数组(list在python中称为)使用该[]符号。{}是用于dict(在其他语言中也称为哈希表,关联的数组等),因此您无需为字典添加“追加”。

如果您实际上想要一个数组(列表),请使用:

array = []
array.append(valueToBeInserted)

Arrays (called list in python) use the [] notation. {} is for dict (also called hash tables, associated arrays, etc in other languages) so you won’t have ‘append’ for a dict.

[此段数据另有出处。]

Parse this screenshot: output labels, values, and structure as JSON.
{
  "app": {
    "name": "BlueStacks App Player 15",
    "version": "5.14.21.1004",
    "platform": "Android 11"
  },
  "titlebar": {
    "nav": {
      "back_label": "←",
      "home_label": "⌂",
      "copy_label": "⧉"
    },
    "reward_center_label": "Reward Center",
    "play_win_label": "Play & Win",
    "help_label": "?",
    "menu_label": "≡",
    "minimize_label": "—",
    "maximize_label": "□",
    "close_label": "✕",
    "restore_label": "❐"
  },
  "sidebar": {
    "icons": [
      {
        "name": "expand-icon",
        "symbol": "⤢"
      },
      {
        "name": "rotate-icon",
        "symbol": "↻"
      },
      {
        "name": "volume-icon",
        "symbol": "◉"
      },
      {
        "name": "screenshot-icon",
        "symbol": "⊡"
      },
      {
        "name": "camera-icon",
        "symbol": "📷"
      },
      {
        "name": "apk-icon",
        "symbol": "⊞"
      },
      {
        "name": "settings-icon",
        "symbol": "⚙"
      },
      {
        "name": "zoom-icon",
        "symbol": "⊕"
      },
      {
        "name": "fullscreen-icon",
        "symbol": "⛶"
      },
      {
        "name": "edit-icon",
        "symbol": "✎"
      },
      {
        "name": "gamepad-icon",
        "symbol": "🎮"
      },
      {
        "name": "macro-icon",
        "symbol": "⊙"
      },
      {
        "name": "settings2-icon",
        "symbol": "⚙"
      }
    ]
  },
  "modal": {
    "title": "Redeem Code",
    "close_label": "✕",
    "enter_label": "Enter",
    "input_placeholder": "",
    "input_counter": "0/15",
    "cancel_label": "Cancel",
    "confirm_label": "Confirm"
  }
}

If you actually want an array (list), use:

array = []
array.append(valueToBeInserted)

回答 3

仅出于完成目的,您还可以执行以下操作:

array = []
array += [valueToBeInserted]

如果它是一个字符串列表,这也将起作用:

array += 'string'

Just for sake of completion, you can also do this:

array = []
array += [valueToBeInserted]

If it’s a list of strings, this will also work:

array += 'string'

回答 4

在某些语言(例如JAVA)中,您可以使用花括号定义数组,如下所示,但在python中,其含义不同:

Java:

int[] myIntArray = {1,2,3};
String[] myStringArray = {"a","b","c"};

但是,在Python中,花括号用于定义字典,需要将key:value赋值设置为{'a':1, 'b':2}

要实际定义一个数组(在python中实际上称为list),您可以执行以下操作:

Python:

mylist = [1,2,3]

或其他示例,例如:

mylist = list()
mylist.append(1)
mylist.append(2)
mylist.append(3)
print(mylist)
>>> [1,2,3]

In some languages like JAVA you define an array using curly braces as following but in python it has a different meaning:

Java:

int[] myIntArray = {1,2,3};
String[] myStringArray = {"a","b","c"};

However, in Python, curly braces are used to define dictionaries, which needs a key:value assignment as {'a':1, 'b':2}

To actually define an array (which is actually called list in python) you can do:

Python:

mylist = [1,2,3]

or other examples like:

mylist = list()
mylist.append(1)
mylist.append(2)
mylist.append(3)
print(mylist)
>>> [1,2,3]

回答 5

您也可以:

array = numpy.append(array, value)

请注意,该numpy.append()方法返回一个新对象,因此,如果要修改初始数组,则必须编写:array = ...

You can also do:

array = numpy.append(array, value)

Note that the numpy.append() method returns a new object, so if you want to modify your initial array, you have to write: array = ...


回答 6

我相信你们都错了。您需要执行以下操作:

array = array[] 为了定义它,然后:

array.append ["hello"] 添加到它。

I believe you are all wrong. you need to do:

array = array[] in order to define it, and then:

array.append ["hello"] to add to it.